Ao mesmo tempo, eu tinha estado a trabalhar com o compositor Matthew Robins, a escrever canções em conjunto para uma peça que fizemos com a Paines Plough chamada Broken Biscuits, e a aprender como escrever musicais em parceria no âmbito do Musical Theatre Group do NT Studio. Mencionei à Jane que eu e o Matthew gostávamos de tentar escrever um musical juntos. Ela disse que devíamos avançar e encontrou uma forma de isso acontecer através do Script Club.

 

Como é que os temas da peça foram trabalhados nos ensaios e quanta participação tiveste depois de entregar o texto?

O espetáculo tem sido um verdadeiro trabalho de equipa (acho que provavelmente são sempre) e as contribuições de toda a gente ajudaram a dar-lhe forma. Eu e o Matthew estávamos a tentar escrever um musical a sério, por isso a música do Matthew é tão importante quanto as palavras para encontrar a forma da peça, e tivemos tempo no NT Studio com a Jane (que sempre teve um instinto e uma sensibilidade brilhantes para a história que estamos a contar) e com o nosso fantástico ator Andrew Finnigan para trabalharmos em conjunto e incluir as ideias e perspetivas de todos. Também queríamos que o público se sentisse mesmo incluído, e o Russ, o nosso cenógrafo, e o Adam, o nosso designer de luz, pensaram em maneiras bonitas e atrevidas de fazer isso, que são fiéis ao espírito da história do Liam e, esperamos, um bocadinho travessas. A Natalie andou por Hull à procura dos melhores adereços e foi encontrando, discretamente, soluções para muitos dos nossos problemas, e ainda escrevemos a nossa stage manager, a Sarah, para dentro do espetáculo — por isso, na verdade, não houve um momento em que não estivéssemos todos envolvidos. A coisa de que mais gosto no teatro é que é genuinamente colaborativo — acho que as coisas ficam sempre melhores quando fazes parte de uma equipa.

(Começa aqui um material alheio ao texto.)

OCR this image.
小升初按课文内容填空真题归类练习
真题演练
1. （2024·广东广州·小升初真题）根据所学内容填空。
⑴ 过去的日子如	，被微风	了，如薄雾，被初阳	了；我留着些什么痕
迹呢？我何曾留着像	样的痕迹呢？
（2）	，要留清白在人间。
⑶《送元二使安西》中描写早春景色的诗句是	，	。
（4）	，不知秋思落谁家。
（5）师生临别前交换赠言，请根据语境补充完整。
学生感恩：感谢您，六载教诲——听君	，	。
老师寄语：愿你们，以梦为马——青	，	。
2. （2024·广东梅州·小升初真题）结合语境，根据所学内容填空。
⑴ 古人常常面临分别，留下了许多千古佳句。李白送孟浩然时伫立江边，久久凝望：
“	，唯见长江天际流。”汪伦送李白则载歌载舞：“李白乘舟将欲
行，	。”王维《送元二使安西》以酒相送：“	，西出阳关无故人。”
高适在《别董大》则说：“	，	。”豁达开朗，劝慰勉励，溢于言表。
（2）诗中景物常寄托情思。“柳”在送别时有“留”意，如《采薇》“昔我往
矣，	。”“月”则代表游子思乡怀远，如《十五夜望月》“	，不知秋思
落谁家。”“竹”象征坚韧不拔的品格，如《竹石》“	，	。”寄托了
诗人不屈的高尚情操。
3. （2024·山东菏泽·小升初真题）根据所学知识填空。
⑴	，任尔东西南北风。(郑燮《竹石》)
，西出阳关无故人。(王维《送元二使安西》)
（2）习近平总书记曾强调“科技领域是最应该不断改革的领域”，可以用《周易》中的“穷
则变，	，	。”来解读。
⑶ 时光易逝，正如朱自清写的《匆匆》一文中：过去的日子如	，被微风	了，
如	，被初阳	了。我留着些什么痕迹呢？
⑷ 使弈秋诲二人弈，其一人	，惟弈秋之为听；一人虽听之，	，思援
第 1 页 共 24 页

A música é muito importante no teu trabalho. Qual é a playlist da natação sincronizada?

Acho que, como o espetáculo está cheio de música original do Matthew, não quisemos misturar isso com coisas que já existem. Portanto, não há uma playlist de natação sincronizada, mas algumas canções do Matthew para outros projetos estão na internet, caso te apeteça ouvir. Esta é uma das minhas favoritas.

https://www.youtube.com/watch?v=gjNV4u7yqTk

O que podem esperar os públicos que ainda não conhecem o teu trabalho?

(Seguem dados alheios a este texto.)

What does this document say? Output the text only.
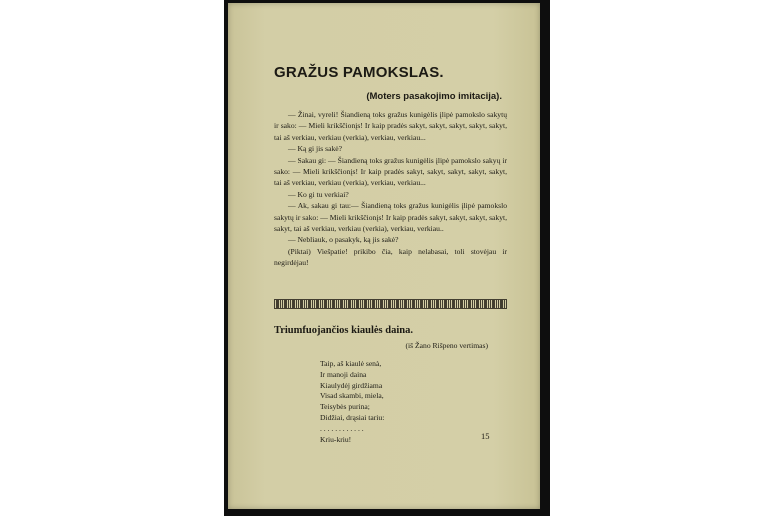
GRAŽUS PAMOKSLAS.
(Moters pasakojimo imitacija).

— Žinai, vyreli! Šiandieną toks gražus kunigėlis įlipė pamokslo sakytų ir sako: — Mieli krikščionįs! Ir kaip pradės sakyt, sakyt, sakyt, sakyt, sakyt, tai aš verkiau, verkiau (verkia), verkiau, verkiau...

— Ką gi jis sakė?

— Sakau gi: — Šiandieną toks gražus kunigėlis įlipė pamokslo sakyų ir sako: — Mieli krikščionįs! Ir kaip pradės sakyt, sakyt, sakyt, sakyt, sakyt, tai aš verkiau, verkiau (verkia), verkiau, verkiau...

— Ko gi tu verkiai?

— Ak, sakau gi tau:— Šiandieną toks gražus kunigėlis įlipė pamokslo sakytų ir sako: — Mieli krikščionįs! Ir kaip pradės sakyt, sakyt, sakyt, sakyt, sakyt, tai aš verkiau, verkiau (verkia), verkiau, verkiau..

— Nebliauk, o pasakyk, ką jis sakė?

(Piktai) Viešpatie! prikibo čia, kaip nelabasai, toli stovėjau ir negirdėjau!

Triumfuojančios kiaulės daina.
(iš Žano Rišpeno vertimas)
Taip, aš kiaulė senà,
Ir manoji daina
Kiaulydėj girdžiama
Visad skambi, miela,
Teisybės purina;
Didžiai, drąsiai tariu:
. . . . . . . . . . . .
Kriu-kriu!	15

Drip é uma comédia musical a solo, que conta a história de um ano na vida de um rapaz gay de quinze anos em Hull. Há uma interpretação central muito cintilante do Andrew Finnigan, de óculos de natação, muitas canções, um momento subaquático, a possibilidade de algum romance e uma parte em que tentamos pôr natação sincronizada em palco (desejem-nos sorte).

O que reserva o futuro depois do festival? Podemos ver o teu trabalho em Londres, por exemplo?

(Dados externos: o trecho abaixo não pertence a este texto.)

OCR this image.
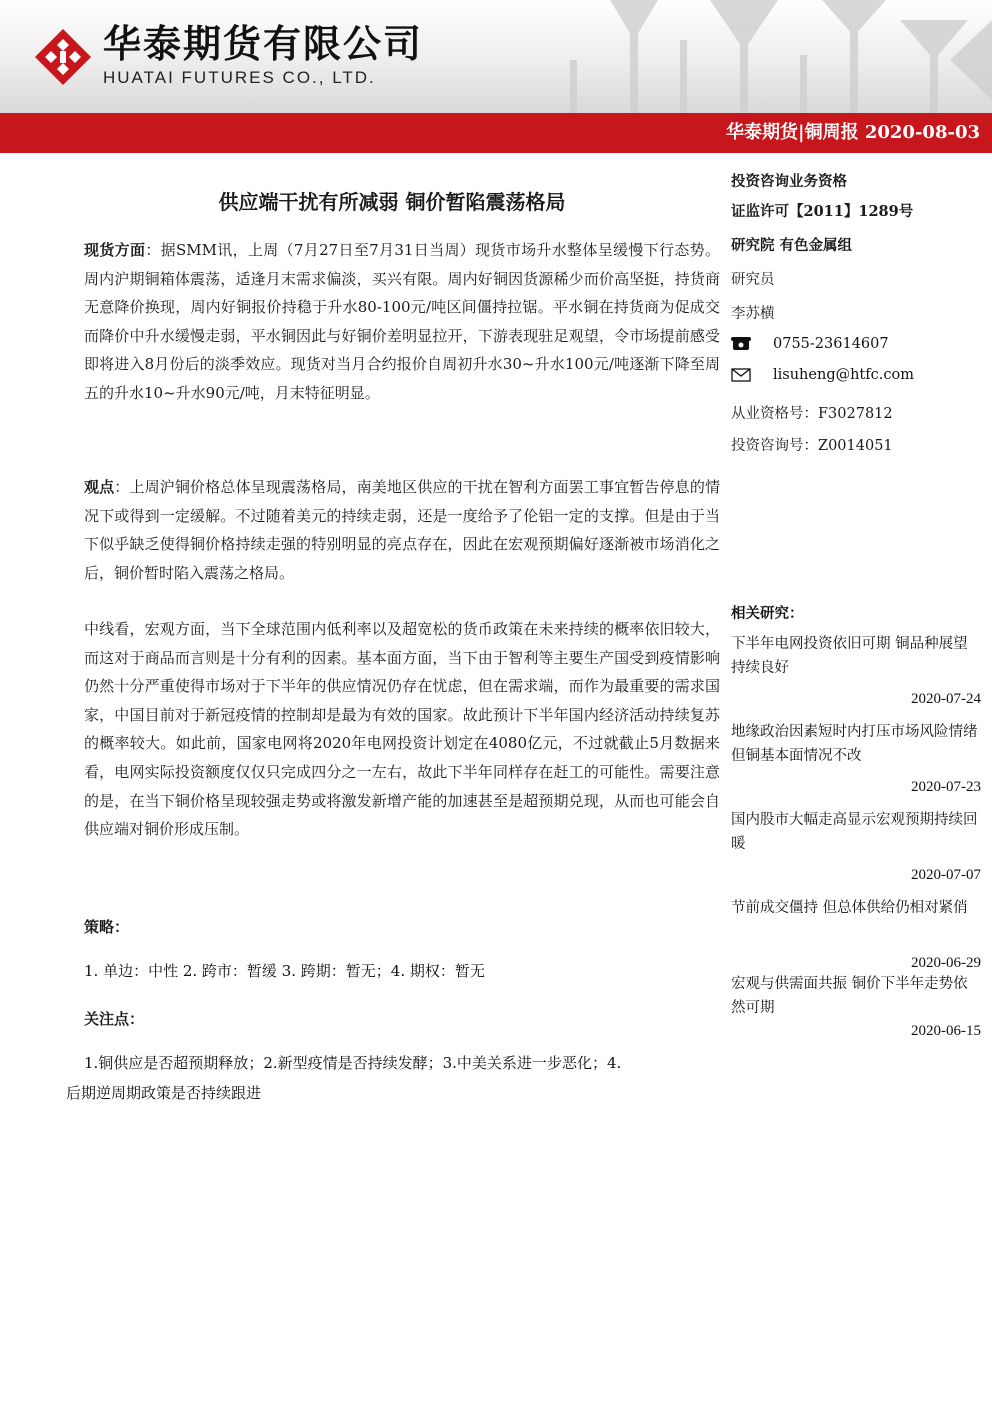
华泰期货有限公司
HUATAI FUTURES CO., LTD.
华泰期货|铜周报 2020-08-03
供应端干扰有所减弱 铜价暂陷震荡格局
现货方面：据SMM讯，上周（7月27日至7月31日当周）现货市场升水整体呈缓慢下行态势。周内沪期铜箱体震荡，适逢月末需求偏淡，买兴有限。周内好铜因货源稀少而价高坚挺，持货商无意降价换现，周内好铜报价持稳于升水80-100元/吨区间僵持拉锯。平水铜在持货商为促成交而降价中升水缓慢走弱，平水铜因此与好铜价差明显拉开，下游表现驻足观望，令市场提前感受即将进入8月份后的淡季效应。现货对当月合约报价自周初升水30~升水100元/吨逐渐下降至周五的升水10~升水90元/吨，月末特征明显。
观点：上周沪铜价格总体呈现震荡格局，南美地区供应的干扰在智利方面罢工事宜暂告停息的情况下或得到一定缓解。不过随着美元的持续走弱，还是一度给予了伦铝一定的支撑。但是由于当下似乎缺乏使得铜价格持续走强的特别明显的亮点存在，因此在宏观预期偏好逐渐被市场消化之后，铜价暂时陷入震荡之格局。
中线看，宏观方面，当下全球范围内低利率以及超宽松的货币政策在未来持续的概率依旧较大，而这对于商品而言则是十分有利的因素。基本面方面，当下由于智利等主要生产国受到疫情影响仍然十分严重使得市场对于下半年的供应情况仍存在忧虑，但在需求端，而作为最重要的需求国家，中国目前对于新冠疫情的控制却是最为有效的国家。故此预计下半年国内经济活动持续复苏的概率较大。如此前，国家电网将2020年电网投资计划定在4080亿元，不过就截止5月数据来看，电网实际投资额度仅仅只完成四分之一左右，故此下半年同样存在赶工的可能性。需要注意的是，在当下铜价格呈现较强走势或将激发新增产能的加速甚至是超预期兑现，从而也可能会自供应端对铜价形成压制。
策略：
1. 单边：中性 2. 跨市：暂缓 3. 跨期：暂无；4. 期权：暂无
关注点：
1.铜供应是否超预期释放；2.新型疫情是否持续发酵；3.中美关系进一步恶化；4.
后期逆周期政策是否持续跟进
投资咨询业务资格
证监许可【2011】1289号
研究院 有色金属组
研究员
李苏横
0755-23614607
lisuheng@htfc.com
从业资格号：F3027812
投资咨询号：Z0014051
相关研究：
下半年电网投资依旧可期 铜品种展望持续良好
2020-07-24
地缘政治因素短时内打压市场风险情绪 但铜基本面情况不改
2020-07-23
国内股市大幅走高显示宏观预期持续回暖
2020-07-07
节前成交僵持 但总体供给仍相对紧俏
2020-06-29
宏观与供需面共振 铜价下半年走势依然可期
2020-06-15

Drip vai estar no Hull Truck, em Hull, no Brewery Arts Centre, em Kendal, e depois no Bush Theatre, em Londres, no período do Natal.

Por fim, alguma dica para sobreviver ao Fringe?

É a primeira vez que vou, por isso, para ser honesto, eu é que precisava de algumas dicas. No essencial, só estou a esperar o melhor.